Plus, MSM supplements support normal collagen production because of its sulfur content, and collagen is vital for healthy cartilage.

MSM can be naturally found in grains, milk, vegetables, and fruit. When used together with glucosamine, MSM can reduce joint pain in dogs with arthritis.

Because of its efficacy in arthritis treatment, many dog food manufacturers add MSM to their food formulas.

Joint Pain Management

The golden standard in the treatment of joint pain in dogs with osteoarthritis is non-steroid anti-inflammatory drugs (NSAIDs).

The use of joint health supplements does not exclude the need to use these drugs. However, if used together, supplements like Green Lipped Mussels, omega 3 fatty acids, MSM, glucosamine, and chondroitin can decrease the necessary NSAID dosage for your dog.

Our Final Thoughts

The use of glucosamine for dogs with osteoarthritis is a widely debated topic in the veterinary and pet parents community.

On the one hand, there are much data and evidence that support the benefit of this supplement in the treatment of canine osteoarthritis. On the other hand, there are also inconclusive data and evidence putting its use in question.

As noted, the treatment of canine osteoarthritis requires a multimodal approach. Most veterinarians recommend using supplements as long as their use is not related to adverse effects.

Glucosamine and chondroitin, alone or combined with omega fatty acids, Green Lipped Mussel, MSM, collagen, and hyaluronic acid, promote healthy joints and high-quality mobility without triggering serious adverse effects.


Frequently Asked Questions

Does glucosamine help dogs with arthritis?

As an amino sugar, glucosamine helps lubricate the joints and builds strong joint structures – cartilage, ligaments, and tendons, thus improving mobility.

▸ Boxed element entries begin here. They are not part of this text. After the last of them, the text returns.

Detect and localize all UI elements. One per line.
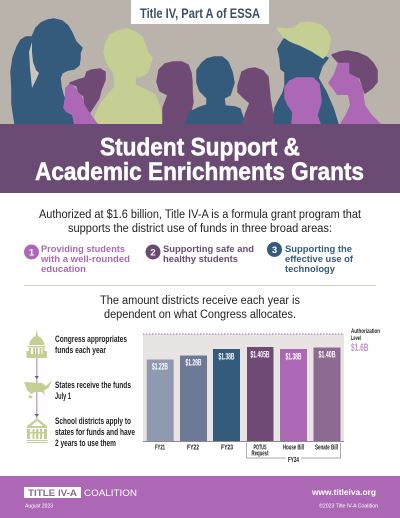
silhouette: purple student: [157, 62, 193, 124]
bar: Senate bill: [314, 348, 340, 442]
x-axis labels: Senate Bill: [315, 442, 338, 452]
silhouette: small child: [285, 78, 321, 124]
x-axis labels: House Bill: [283, 442, 304, 452]
step 1 text: Congress appropriates: [55, 334, 127, 345]
step 2 text: States receive the funds: [55, 380, 131, 391]
step 3 text: School districts apply to: [55, 416, 131, 427]
FY24 bracket: [246, 443, 340, 464]
step 1 text: [55, 334, 127, 356]
title banner: Student Support &: [100, 134, 300, 162]
coalition logo: [24, 487, 137, 498]
silhouette: student with cap: [274, 22, 338, 124]
hero illustration: student silhouettes: [0, 0, 400, 125]
authorization level callout: $1.6B: [351, 342, 369, 354]
copyright: ©2023 Title IV-A Coalition: [319, 502, 378, 510]
x-axis labels: [155, 442, 338, 458]
silhouette: blue student with curly hair: [185, 57, 245, 124]
silhouette: young man: [328, 51, 381, 124]
intro text: Authorized at $1.6 billion, Title IV-A is a formula grant program that: [39, 209, 362, 221]
area 3: effective use of technology: 3: [272, 245, 277, 256]
bar: FY21: [147, 360, 174, 442]
step 3 text: states for funds and have: [55, 427, 135, 438]
funding heading: dependent on what Congress allocates.: [104, 309, 296, 321]
authorization level callout: Level: [351, 335, 361, 342]
bar: FY22: [180, 356, 207, 442]
x-axis labels: Request: [252, 448, 269, 458]
intro text: supports the district use of funds in three broad areas:: [68, 223, 332, 235]
area 2: safe and healthy students: 2: [150, 248, 156, 258]
bar: FY21: $1.22B: [152, 362, 168, 372]
coalition logo: COALITION: [84, 488, 137, 498]
step 1 text: funds each year: [55, 345, 106, 356]
authorization level callout: Authorization: [351, 328, 380, 335]
coalition logo: TITLE IV-A: [28, 488, 78, 498]
silhouette: girl with ponytail: [11, 19, 82, 124]
icon: school building: [26, 418, 48, 443]
area 2: safe and healthy students: healthy students: [163, 254, 238, 265]
area 1: well-rounded education: [24, 244, 130, 275]
x-axis labels: POTUS: [254, 442, 266, 452]
funding heading: [100, 295, 300, 321]
bar chart: Title IV-A appropriations: [143, 334, 344, 464]
arrow: flow line with arrowheads: [34, 358, 39, 418]
subtitle tag: [131, 0, 269, 24]
area 3: effective use of technology: effective use of: [285, 254, 354, 265]
bar: House bill: $1.38B: [286, 352, 302, 362]
step 2 text: July 1: [55, 391, 71, 402]
title banner: [0, 124, 400, 193]
bar: FY23: [213, 349, 240, 442]
silhouette: green student: [92, 29, 163, 124]
area 2: safe and healthy students: [146, 244, 254, 265]
area 1: well-rounded education: with a well-rounded: [40, 254, 130, 265]
area 1: well-rounded education: Providing students: [41, 244, 125, 255]
x-axis labels: FY22: [187, 442, 199, 452]
x-axis labels: FY23: [221, 442, 233, 452]
silhouette: child with hair bun: [63, 69, 105, 124]
icon: United States map: [24, 380, 52, 398]
x-axis labels: FY21: [155, 442, 165, 452]
icon: capitol building: [26, 330, 47, 358]
bar: FY23: $1.38B: [218, 352, 235, 362]
area 2: safe and healthy students: Supporting safe and: [163, 244, 254, 255]
area 1: well-rounded education: education: [41, 264, 86, 275]
footer: [0, 476, 400, 518]
silhouette: purple student with braid: [238, 68, 277, 124]
date: August 2023: [25, 504, 53, 510]
step 3 text: 2 years to use them: [55, 438, 116, 449]
funding heading: The amount districts receive each year is: [100, 295, 300, 307]
FY24 bracket: FY24: [288, 455, 300, 464]
website: www.titleiva.org: [311, 488, 376, 497]
area 3: effective use of technology: Supporting the: [285, 244, 352, 255]
bar: POTUS request: $1.405B: [250, 350, 270, 360]
area 1: well-rounded education: 1: [29, 248, 35, 258]
title banner: Academic Enrichments Grants: [35, 158, 364, 186]
bar: FY22: $1.28B: [186, 358, 202, 368]
step 2 text: [55, 380, 131, 402]
step 3 text: [55, 416, 135, 449]
bar: Senate bill: $1.40B: [318, 350, 336, 360]
area 3: effective use of technology: technology: [285, 264, 336, 275]
bar: POTUS request: [247, 347, 274, 442]
subtitle tag: Title IV, Part A of ESSA: [140, 5, 260, 21]
area 3: effective use of technology: [267, 242, 354, 275]
authorization level callout: [351, 328, 380, 354]
intro text: [39, 209, 362, 235]
bar: House bill: [280, 349, 307, 442]
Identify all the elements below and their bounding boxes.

There is much evidence supporting the use of glucosamine supplements for managing osteoarthritis in dogs in the veterinary field.

How much glucosamine do I give a dog for arthritis?

It depends on the type of joint supplement your dog is using. Different supplements contain different amounts of glucosamine, and some contain additional ingredients. The exact dosage you need to give your dog also depends on the severity of your osteoarthritis and whether it needs a loading or maintenance dose. Your vet will give you the right administration instructions.

Can I give my dog human glucosamine?

No, pet owners must not share their human glucosamine supplements with their dogs. This is because human joint supplements have an artificial sweetener – xylitol. Xylitol is extremely toxic to dogs.

What is the best supplement for dog arthritis?

When it comes to osteoarthritis, glucosamine supplements are an excellent choice for your dog. Glucosamine can be used alone or combined with other joint-friendly dog supplements like chondroitin sulfate, Green Lipped Mussel, omega 3 fatty acids, MSM, collagen, or hyaluronic acid.